Speaker
Description
Over the next few years, the LHC will prepare for the upcoming High-Luminosity upgrade
in which it is expected to deliver ten times more p-p collisions. This will create a harsher
radiation environment and higher detector occupancy. In this context, the ATLAS
experiment, one of the general purpose experiments at the LHC, plans substantial upgrades
to the detectors and to the trigger system in order to efficiently select events. Similarly, the
Data Acquisition System (DAQ) will have to redesign the data-flow architecture to
accommodate for the large increase in event and data rates.
The Phase-II DAQ design involves a large distributed storage system that buffers data read
out from the detector, while a computing farm (Event Filter) analyzes and selects the most
interesting events. This system will have to handle 5.2 TB/s of input data for an event rate of
1 MHz and provide access to 3 TB/s of these data to the filtering farm. A possible
implementation for such a design is based on distributed file systems (DFS) which are
becoming unavoidable among the big data industry.
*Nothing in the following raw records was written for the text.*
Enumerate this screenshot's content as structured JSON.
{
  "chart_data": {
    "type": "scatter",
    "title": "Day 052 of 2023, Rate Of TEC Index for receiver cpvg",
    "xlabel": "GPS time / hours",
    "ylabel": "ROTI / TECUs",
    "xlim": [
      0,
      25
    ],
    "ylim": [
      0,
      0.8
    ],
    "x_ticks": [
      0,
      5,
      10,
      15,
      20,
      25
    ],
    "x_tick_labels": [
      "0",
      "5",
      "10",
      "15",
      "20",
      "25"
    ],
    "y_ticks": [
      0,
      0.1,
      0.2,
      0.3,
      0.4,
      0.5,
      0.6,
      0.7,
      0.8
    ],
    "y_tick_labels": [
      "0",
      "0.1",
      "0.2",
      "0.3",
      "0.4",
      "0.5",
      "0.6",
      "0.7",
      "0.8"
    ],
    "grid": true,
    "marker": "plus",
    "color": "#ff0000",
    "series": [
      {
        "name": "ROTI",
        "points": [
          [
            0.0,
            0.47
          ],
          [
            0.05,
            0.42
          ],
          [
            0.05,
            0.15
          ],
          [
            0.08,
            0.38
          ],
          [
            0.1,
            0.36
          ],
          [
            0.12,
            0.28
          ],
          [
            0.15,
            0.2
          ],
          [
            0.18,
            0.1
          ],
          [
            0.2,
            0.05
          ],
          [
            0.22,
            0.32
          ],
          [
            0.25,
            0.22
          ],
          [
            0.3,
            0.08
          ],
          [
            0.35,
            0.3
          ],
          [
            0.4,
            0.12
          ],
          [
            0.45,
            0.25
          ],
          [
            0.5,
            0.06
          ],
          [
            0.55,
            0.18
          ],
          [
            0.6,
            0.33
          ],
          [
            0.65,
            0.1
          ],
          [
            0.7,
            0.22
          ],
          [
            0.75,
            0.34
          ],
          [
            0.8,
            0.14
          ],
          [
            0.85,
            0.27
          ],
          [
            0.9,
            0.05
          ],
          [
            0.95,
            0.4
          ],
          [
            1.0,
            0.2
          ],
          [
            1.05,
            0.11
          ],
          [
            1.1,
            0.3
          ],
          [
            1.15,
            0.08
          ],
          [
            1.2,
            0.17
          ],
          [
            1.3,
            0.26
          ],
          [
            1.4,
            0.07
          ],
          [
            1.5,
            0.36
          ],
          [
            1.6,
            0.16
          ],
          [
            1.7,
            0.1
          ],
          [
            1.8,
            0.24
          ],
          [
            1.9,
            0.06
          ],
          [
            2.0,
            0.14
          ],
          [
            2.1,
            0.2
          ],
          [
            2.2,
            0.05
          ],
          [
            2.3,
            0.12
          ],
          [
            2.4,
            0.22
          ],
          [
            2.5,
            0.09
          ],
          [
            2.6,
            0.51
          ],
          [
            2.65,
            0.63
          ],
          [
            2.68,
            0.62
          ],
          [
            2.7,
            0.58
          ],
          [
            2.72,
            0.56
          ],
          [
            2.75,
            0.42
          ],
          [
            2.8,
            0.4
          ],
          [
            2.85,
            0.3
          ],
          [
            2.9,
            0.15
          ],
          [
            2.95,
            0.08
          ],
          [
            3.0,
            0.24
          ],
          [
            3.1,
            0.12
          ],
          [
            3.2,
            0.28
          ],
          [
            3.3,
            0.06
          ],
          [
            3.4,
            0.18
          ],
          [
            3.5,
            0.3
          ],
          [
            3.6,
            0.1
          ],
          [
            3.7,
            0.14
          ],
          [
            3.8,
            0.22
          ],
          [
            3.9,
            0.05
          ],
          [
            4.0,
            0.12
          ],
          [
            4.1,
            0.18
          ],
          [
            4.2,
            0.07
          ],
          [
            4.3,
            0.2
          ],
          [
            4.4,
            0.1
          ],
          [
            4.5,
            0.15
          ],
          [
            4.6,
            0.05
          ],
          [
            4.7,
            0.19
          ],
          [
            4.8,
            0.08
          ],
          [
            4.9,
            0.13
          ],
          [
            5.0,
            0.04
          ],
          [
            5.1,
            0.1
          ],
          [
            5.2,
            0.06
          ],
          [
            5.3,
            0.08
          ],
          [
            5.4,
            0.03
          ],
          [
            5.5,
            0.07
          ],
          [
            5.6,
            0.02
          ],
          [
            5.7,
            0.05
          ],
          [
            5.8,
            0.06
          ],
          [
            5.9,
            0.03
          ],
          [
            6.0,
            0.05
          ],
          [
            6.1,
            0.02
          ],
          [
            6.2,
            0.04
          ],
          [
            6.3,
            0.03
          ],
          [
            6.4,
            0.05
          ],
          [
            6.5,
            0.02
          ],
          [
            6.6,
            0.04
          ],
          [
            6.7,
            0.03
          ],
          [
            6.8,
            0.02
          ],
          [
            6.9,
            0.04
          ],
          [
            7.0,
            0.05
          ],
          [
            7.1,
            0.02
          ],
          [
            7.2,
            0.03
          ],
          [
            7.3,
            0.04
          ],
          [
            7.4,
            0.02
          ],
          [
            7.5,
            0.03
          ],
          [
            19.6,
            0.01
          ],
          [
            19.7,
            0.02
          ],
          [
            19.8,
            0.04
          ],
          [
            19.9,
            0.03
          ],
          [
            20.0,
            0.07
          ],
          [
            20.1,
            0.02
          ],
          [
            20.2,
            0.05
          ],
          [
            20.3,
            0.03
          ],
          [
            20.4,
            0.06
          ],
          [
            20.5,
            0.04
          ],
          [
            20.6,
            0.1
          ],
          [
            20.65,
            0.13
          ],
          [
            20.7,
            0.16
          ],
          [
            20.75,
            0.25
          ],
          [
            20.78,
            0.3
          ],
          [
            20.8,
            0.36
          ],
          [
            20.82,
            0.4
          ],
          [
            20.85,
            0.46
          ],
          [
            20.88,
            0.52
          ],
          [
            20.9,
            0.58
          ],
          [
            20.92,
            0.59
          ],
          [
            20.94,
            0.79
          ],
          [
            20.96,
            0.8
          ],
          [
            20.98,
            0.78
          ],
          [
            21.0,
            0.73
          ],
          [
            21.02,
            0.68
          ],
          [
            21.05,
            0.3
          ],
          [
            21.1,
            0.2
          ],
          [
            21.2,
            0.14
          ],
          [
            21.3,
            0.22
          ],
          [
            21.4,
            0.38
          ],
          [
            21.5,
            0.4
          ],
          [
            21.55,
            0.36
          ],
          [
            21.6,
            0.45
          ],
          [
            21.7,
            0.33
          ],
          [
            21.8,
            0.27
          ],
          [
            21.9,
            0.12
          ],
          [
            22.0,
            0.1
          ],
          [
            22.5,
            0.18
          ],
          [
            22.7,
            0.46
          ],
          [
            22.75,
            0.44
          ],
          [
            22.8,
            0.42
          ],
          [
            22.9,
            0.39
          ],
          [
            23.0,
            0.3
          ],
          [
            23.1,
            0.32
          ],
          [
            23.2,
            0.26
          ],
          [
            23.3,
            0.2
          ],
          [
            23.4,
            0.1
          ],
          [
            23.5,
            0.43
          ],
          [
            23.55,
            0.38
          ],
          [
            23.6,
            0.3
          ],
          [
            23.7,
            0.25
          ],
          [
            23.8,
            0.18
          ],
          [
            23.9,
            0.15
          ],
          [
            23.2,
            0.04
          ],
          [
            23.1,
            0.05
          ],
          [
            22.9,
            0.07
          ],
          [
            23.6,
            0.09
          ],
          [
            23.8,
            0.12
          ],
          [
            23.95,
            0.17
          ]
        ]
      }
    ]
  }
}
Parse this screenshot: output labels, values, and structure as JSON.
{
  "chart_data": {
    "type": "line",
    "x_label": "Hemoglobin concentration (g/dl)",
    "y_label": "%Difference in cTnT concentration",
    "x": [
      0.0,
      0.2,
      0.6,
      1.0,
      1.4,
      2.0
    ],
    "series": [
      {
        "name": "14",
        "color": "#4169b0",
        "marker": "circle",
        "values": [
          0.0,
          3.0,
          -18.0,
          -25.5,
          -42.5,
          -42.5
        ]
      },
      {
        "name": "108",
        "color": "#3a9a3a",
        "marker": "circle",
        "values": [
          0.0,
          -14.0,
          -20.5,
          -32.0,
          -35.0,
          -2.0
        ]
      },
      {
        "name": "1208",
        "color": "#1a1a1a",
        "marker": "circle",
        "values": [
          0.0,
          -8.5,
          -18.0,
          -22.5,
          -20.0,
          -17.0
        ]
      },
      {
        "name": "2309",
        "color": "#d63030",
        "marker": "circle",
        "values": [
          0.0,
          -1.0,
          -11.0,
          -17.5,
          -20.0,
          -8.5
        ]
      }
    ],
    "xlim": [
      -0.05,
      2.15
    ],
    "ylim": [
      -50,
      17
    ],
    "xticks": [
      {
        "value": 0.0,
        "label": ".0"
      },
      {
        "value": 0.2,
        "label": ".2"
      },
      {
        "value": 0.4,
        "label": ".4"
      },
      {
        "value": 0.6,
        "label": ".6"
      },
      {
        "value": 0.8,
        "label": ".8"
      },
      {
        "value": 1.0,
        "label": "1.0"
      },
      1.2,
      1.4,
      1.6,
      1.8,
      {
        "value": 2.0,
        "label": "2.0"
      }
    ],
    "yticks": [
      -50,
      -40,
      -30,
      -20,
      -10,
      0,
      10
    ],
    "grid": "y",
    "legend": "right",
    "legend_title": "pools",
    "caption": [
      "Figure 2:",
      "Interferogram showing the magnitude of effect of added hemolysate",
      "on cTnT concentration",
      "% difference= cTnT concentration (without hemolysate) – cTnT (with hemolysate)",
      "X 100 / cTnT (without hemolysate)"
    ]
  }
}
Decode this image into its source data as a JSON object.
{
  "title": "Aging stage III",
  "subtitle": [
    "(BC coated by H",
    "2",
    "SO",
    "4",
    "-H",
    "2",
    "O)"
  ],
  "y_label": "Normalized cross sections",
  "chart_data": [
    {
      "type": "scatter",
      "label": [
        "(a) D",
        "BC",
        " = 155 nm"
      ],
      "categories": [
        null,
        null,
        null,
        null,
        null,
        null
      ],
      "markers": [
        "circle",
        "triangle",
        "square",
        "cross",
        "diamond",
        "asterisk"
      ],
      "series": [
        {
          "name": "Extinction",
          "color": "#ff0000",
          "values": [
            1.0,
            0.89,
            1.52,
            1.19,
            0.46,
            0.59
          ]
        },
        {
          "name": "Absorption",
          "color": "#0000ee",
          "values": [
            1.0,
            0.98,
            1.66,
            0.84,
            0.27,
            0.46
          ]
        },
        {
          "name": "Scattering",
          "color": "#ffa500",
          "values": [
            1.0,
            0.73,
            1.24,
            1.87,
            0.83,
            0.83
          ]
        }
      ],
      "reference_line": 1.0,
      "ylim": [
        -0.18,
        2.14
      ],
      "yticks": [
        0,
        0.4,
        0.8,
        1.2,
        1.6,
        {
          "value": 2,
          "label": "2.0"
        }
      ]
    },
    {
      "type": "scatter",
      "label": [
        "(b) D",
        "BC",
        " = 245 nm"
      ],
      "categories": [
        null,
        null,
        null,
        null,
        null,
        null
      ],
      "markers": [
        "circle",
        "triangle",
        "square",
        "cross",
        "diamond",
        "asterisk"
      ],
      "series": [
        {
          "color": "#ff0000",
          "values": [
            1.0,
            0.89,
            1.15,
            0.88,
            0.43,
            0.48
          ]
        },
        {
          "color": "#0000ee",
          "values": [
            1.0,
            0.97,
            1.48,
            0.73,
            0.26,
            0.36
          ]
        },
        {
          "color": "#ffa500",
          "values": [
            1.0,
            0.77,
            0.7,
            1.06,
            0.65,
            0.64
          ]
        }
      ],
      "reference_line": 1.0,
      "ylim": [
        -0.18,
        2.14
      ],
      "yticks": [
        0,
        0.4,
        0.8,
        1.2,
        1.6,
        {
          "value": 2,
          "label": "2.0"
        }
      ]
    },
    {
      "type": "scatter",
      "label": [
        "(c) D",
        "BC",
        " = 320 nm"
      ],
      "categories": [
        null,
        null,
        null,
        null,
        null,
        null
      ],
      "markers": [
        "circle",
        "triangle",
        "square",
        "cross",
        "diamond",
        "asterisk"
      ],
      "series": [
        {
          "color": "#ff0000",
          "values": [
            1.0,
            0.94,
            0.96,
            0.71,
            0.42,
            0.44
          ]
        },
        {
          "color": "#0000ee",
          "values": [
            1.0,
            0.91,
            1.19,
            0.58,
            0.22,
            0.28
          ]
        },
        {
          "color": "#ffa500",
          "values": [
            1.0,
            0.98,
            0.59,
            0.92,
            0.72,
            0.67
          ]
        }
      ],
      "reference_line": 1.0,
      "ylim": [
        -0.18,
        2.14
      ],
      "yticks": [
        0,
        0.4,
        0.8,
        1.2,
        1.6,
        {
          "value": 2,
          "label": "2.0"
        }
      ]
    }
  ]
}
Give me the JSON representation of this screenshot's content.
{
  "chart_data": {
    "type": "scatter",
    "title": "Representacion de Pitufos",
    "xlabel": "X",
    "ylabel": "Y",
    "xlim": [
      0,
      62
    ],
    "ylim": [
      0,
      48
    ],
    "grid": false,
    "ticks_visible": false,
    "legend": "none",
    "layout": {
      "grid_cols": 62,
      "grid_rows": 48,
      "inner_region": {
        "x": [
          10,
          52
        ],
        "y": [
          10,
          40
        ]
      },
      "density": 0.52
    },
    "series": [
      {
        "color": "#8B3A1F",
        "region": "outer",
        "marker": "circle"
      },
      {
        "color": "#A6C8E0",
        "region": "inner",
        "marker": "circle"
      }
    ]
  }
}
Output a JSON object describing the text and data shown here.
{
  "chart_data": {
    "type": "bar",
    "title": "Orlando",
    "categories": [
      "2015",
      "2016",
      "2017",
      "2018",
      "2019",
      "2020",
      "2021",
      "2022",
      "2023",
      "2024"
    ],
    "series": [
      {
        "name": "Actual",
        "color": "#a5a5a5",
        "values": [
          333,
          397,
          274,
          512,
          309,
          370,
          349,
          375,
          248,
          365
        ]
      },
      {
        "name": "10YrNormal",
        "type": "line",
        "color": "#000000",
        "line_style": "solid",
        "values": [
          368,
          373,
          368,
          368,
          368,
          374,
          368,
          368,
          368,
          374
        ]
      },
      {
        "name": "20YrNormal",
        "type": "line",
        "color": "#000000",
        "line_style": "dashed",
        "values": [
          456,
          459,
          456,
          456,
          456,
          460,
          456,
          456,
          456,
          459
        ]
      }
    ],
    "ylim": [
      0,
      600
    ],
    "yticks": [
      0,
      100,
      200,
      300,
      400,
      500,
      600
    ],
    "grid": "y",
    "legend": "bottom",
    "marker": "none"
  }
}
Features of DFS such as replication
strategies and smart placement policies match the distributed nature and the requirements of
the new data-flow system.
This paper presents an up-to-date performance evaluation of some of the DFS currently
available: GlusterFS, HadoopFS and CephFS. After characterization of the future data-flow
system’s workload, we report on small-scale raw performance and scalability studies.
Finally, we conclude on the suitability of such systems to the tight constraints expected for
the ATLAS experiment in phase-II and, in general, what the HEP community can profit
from these storage technologies.